The reason why this has caused so many questions around a child’s health is that genes are passed on from father and mother to the child. In fact, you and your partner will each give your biological child one copy of the MTHFR gene. If either one of you has a mutation, there’s a chance your child gets it too. If either of you has two variants of the mutation, your child will at least get one.

As you can imagine, the symptoms will get worse the more variations you have. Having a copy of the C677T variant can potentially cause the gene to lose 30% of its function, while two copies of it could spike that number up to 70%. Two copies of the A1298C variant could lead to a 40% loss of MTHFR function in the body.

Since the MTHFR gene mutation is something we inherit from our parents, it is a lot more common than you’d think. Some ethnicities will have up to a 50% chance of being born with a mutation, while others are much lower at around 10%.

If you are one of the few out there that know they have a mutation, that could be reason enough to want to get your child tested as well. Again, there’s a very good chance you passed it down to them -- especially if your partner has a mutation as well.

Unfortunately, most adults have no idea they are suffering from an MTHFR mutation and others don’t even know what it is. This means children everywhere are likely suffering from a mutation themselves, but don’t know it. Even worse, they won’t be getting any treatment for it.

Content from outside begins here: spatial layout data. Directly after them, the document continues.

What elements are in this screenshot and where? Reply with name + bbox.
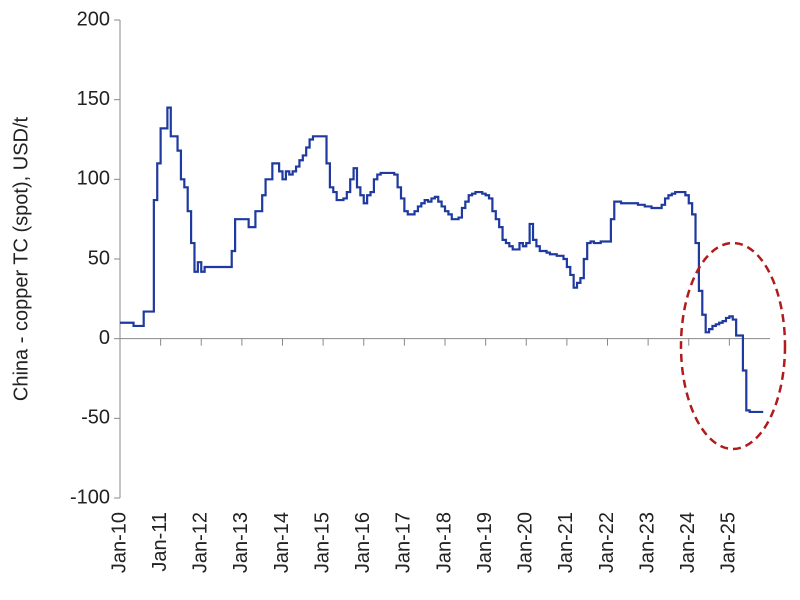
x-tick-label: Jan-24	[677, 512, 699, 573]
highlight-ellipse	[679, 241, 787, 451]
x-tick-label: Jan-11	[149, 512, 171, 572]
x-tick-label: Jan-20	[515, 512, 537, 573]
x-tick-label: Jan-12	[190, 512, 212, 573]
y-tick-label: 200	[77, 8, 110, 30]
x-tick-label: Jan-22	[596, 512, 618, 573]
y-tick-label: -50	[81, 407, 110, 429]
x-tick-label: Jan-18	[433, 512, 455, 573]
x-tick-label: Jan-14	[271, 512, 293, 573]
x-tick-label: Jan-16	[352, 512, 374, 573]
x-tick-label: Jan-21	[555, 512, 577, 573]
y-tick-label: 0	[99, 327, 110, 349]
y-axis-label: China - copper TC (spot), USD/t	[10, 116, 32, 401]
x-tick-label: Jan-15	[311, 512, 333, 573]
x-tick-label: Jan-23	[636, 512, 658, 573]
data-line	[120, 106, 764, 414]
x-tick-label: Jan-25	[718, 512, 740, 573]
x-tick-label: Jan-17	[393, 512, 415, 573]
y-tick-label: 50	[88, 247, 110, 269]
x-tick-label: Jan-10	[108, 512, 130, 573]
x-tick-label: Jan-13	[230, 512, 252, 573]
y-tick-label: 150	[77, 88, 110, 110]
y-tick-label: 100	[77, 168, 110, 190]
x-tick-label: Jan-19	[474, 512, 496, 573]
y-tick-label: -100	[70, 486, 110, 508]
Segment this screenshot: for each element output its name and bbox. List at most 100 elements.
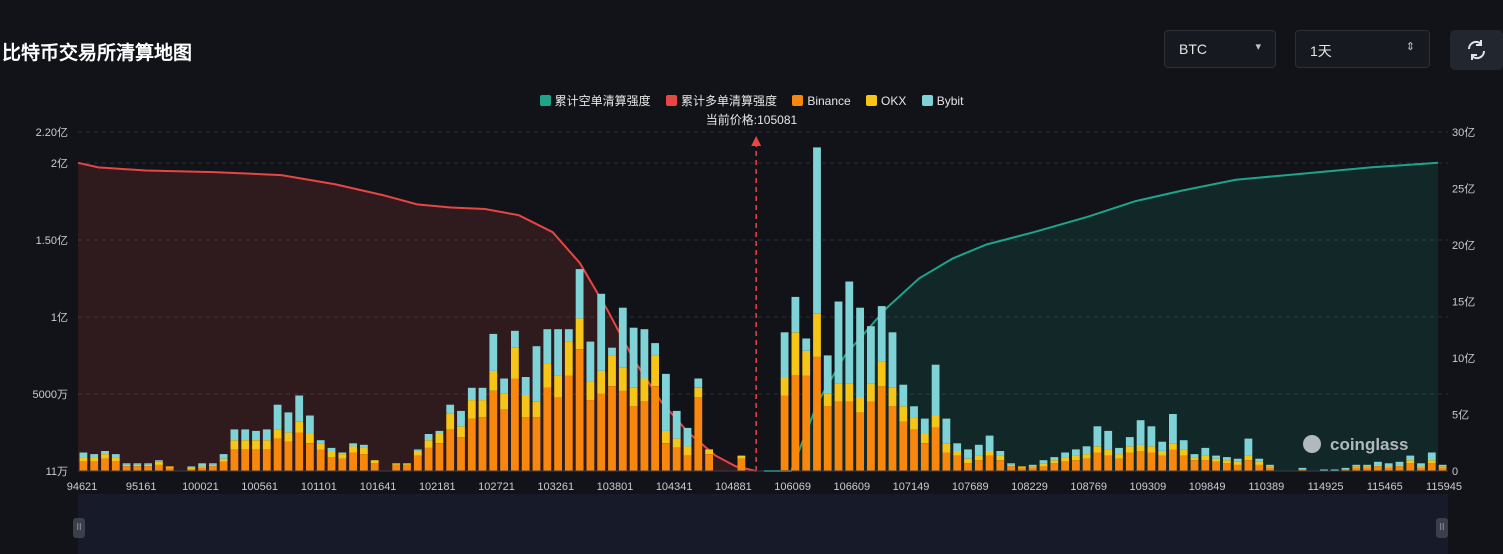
bar-okx bbox=[1212, 458, 1220, 462]
bar-bybit bbox=[888, 332, 897, 388]
legend-item-cum-short[interactable]: 累计空单清算强度 bbox=[539, 92, 651, 109]
bar-binance bbox=[996, 460, 1005, 471]
bar-binance bbox=[1384, 467, 1393, 471]
bar-okx bbox=[564, 341, 573, 376]
legend-item-okx[interactable]: OKX bbox=[866, 94, 906, 108]
bar-bybit bbox=[457, 410, 465, 427]
bar-okx bbox=[262, 440, 271, 450]
x-tick-label: 108769 bbox=[1070, 481, 1107, 493]
bar-binance bbox=[165, 467, 174, 471]
bar-okx bbox=[910, 417, 918, 430]
bar-binance bbox=[1427, 463, 1436, 471]
bar-binance bbox=[187, 469, 196, 471]
bar-okx bbox=[964, 458, 972, 464]
bar-okx bbox=[845, 383, 854, 402]
bar-binance bbox=[920, 443, 929, 471]
bar-bybit bbox=[867, 326, 875, 384]
bar-okx bbox=[737, 455, 746, 459]
bar-binance bbox=[608, 386, 616, 472]
bar-binance bbox=[737, 458, 746, 471]
bar-binance bbox=[813, 357, 821, 471]
symbol-select[interactable]: BTC ▾ bbox=[1164, 30, 1276, 68]
bar-okx bbox=[101, 454, 109, 459]
bar-binance bbox=[899, 421, 908, 471]
bar-bybit bbox=[1201, 447, 1210, 456]
bar-binance bbox=[1082, 458, 1091, 471]
x-tick-label: 115465 bbox=[1367, 481, 1403, 493]
bar-okx bbox=[1179, 449, 1188, 456]
refresh-button[interactable] bbox=[1450, 30, 1503, 70]
bar-bybit bbox=[1050, 457, 1059, 461]
y-right-tick-label: 20亿 bbox=[1452, 239, 1475, 252]
bar-bybit bbox=[478, 387, 487, 401]
x-tick-label: 107689 bbox=[952, 481, 989, 493]
bar-bybit bbox=[424, 434, 433, 441]
bar-okx bbox=[586, 381, 595, 401]
bar-okx bbox=[1427, 460, 1436, 464]
zoom-handle-left[interactable]: ll bbox=[73, 518, 85, 538]
bar-binance bbox=[478, 417, 487, 471]
bar-binance bbox=[101, 458, 109, 471]
bar-bybit bbox=[823, 355, 832, 394]
bar-bybit bbox=[198, 463, 206, 467]
bar-okx bbox=[327, 451, 336, 458]
y-right-tick-label: 5亿 bbox=[1452, 409, 1469, 422]
bar-okx bbox=[1104, 449, 1113, 456]
bar-binance bbox=[413, 455, 422, 471]
legend-item-bybit[interactable]: Bybit bbox=[921, 94, 963, 108]
bar-bybit bbox=[284, 412, 293, 433]
bar-binance bbox=[1115, 458, 1123, 471]
x-tick-label: 102181 bbox=[419, 481, 456, 493]
bar-bybit bbox=[1158, 441, 1167, 451]
zoom-handle-right[interactable]: ll bbox=[1436, 518, 1448, 538]
bar-binance bbox=[910, 429, 918, 471]
bar-binance bbox=[532, 417, 541, 471]
bar-binance bbox=[284, 441, 293, 471]
legend-item-binance[interactable]: Binance bbox=[792, 94, 851, 108]
bar-bybit bbox=[1082, 446, 1091, 454]
bar-okx bbox=[575, 318, 584, 350]
x-tick-label: 115945 bbox=[1426, 481, 1462, 493]
legend-swatch bbox=[792, 95, 804, 106]
bar-bybit bbox=[1417, 463, 1425, 467]
bar-binance bbox=[467, 418, 476, 471]
bar-bybit bbox=[111, 454, 120, 458]
legend-label: 累计空单清算强度 bbox=[554, 94, 651, 108]
bar-bybit bbox=[910, 406, 918, 418]
period-select[interactable]: 1天 ⇕ bbox=[1295, 30, 1430, 68]
bar-okx bbox=[79, 457, 88, 462]
bar-binance bbox=[651, 386, 659, 472]
bar-binance bbox=[349, 452, 357, 471]
y-right-tick-label: 25亿 bbox=[1452, 183, 1475, 196]
bar-binance bbox=[662, 443, 670, 471]
bar-bybit bbox=[1298, 467, 1307, 470]
bar-okx bbox=[1039, 463, 1048, 467]
bar-binance bbox=[424, 447, 433, 471]
legend-item-cum-long[interactable]: 累计多单清算强度 bbox=[665, 92, 777, 109]
bar-bybit bbox=[1104, 430, 1113, 450]
bar-okx bbox=[489, 370, 498, 391]
bar-bybit bbox=[1244, 438, 1253, 456]
y-right-tick-label: 10亿 bbox=[1452, 352, 1475, 365]
bar-binance bbox=[1147, 452, 1156, 471]
bar-bybit bbox=[1266, 464, 1274, 467]
bar-binance bbox=[262, 449, 271, 471]
y-right-tick-label: 0 bbox=[1452, 466, 1458, 478]
symbol-select-value: BTC bbox=[1179, 41, 1207, 57]
bar-okx bbox=[219, 458, 228, 462]
bar-binance bbox=[1438, 467, 1447, 471]
bar-bybit bbox=[554, 329, 562, 376]
legend-swatch bbox=[921, 95, 933, 106]
bar-bybit bbox=[273, 404, 282, 430]
y-right-tick-label: 15亿 bbox=[1452, 296, 1475, 309]
zoom-scrollbar[interactable] bbox=[78, 494, 1448, 554]
bar-bybit bbox=[101, 451, 109, 455]
bar-binance bbox=[1125, 452, 1134, 471]
bar-bybit bbox=[780, 332, 789, 377]
bar-okx bbox=[543, 363, 552, 388]
bar-bybit bbox=[920, 418, 929, 434]
bar-bybit bbox=[1352, 464, 1361, 467]
bar-binance bbox=[241, 449, 250, 471]
legend-label: Binance bbox=[807, 94, 851, 108]
bar-binance bbox=[597, 394, 606, 471]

When looking for symptoms of an MTHFR mutation in your child, there’s going to be good news and bad news. The good news is there are a wide variety of symptoms that doctors and scientists have linked to a mutation. The bad news is they fall in line with the symptoms of many other health issues.

Let’s take a look at some of the most common symptoms of an MTHFR mutation in your child:

• Respiratory issues like asthma
• Allergies and issues with the immune system
• Anxiety, depression, mood swings, ADHD
• Difficulty dealing with stress, overreactions, behavioral issues
• Difficulty focusing, learning, and autism
• Cleft palate, cleft lip, tongue tie, and lip tie
• High levels of homocysteine in the blood

If you notice any of these in your child, it might be time to start considering getting them tested for an MTHFR gene mutation. Although there’s a chance it’ll hardly affect your child and will only cause minor symptoms, it could make all the difference in the world.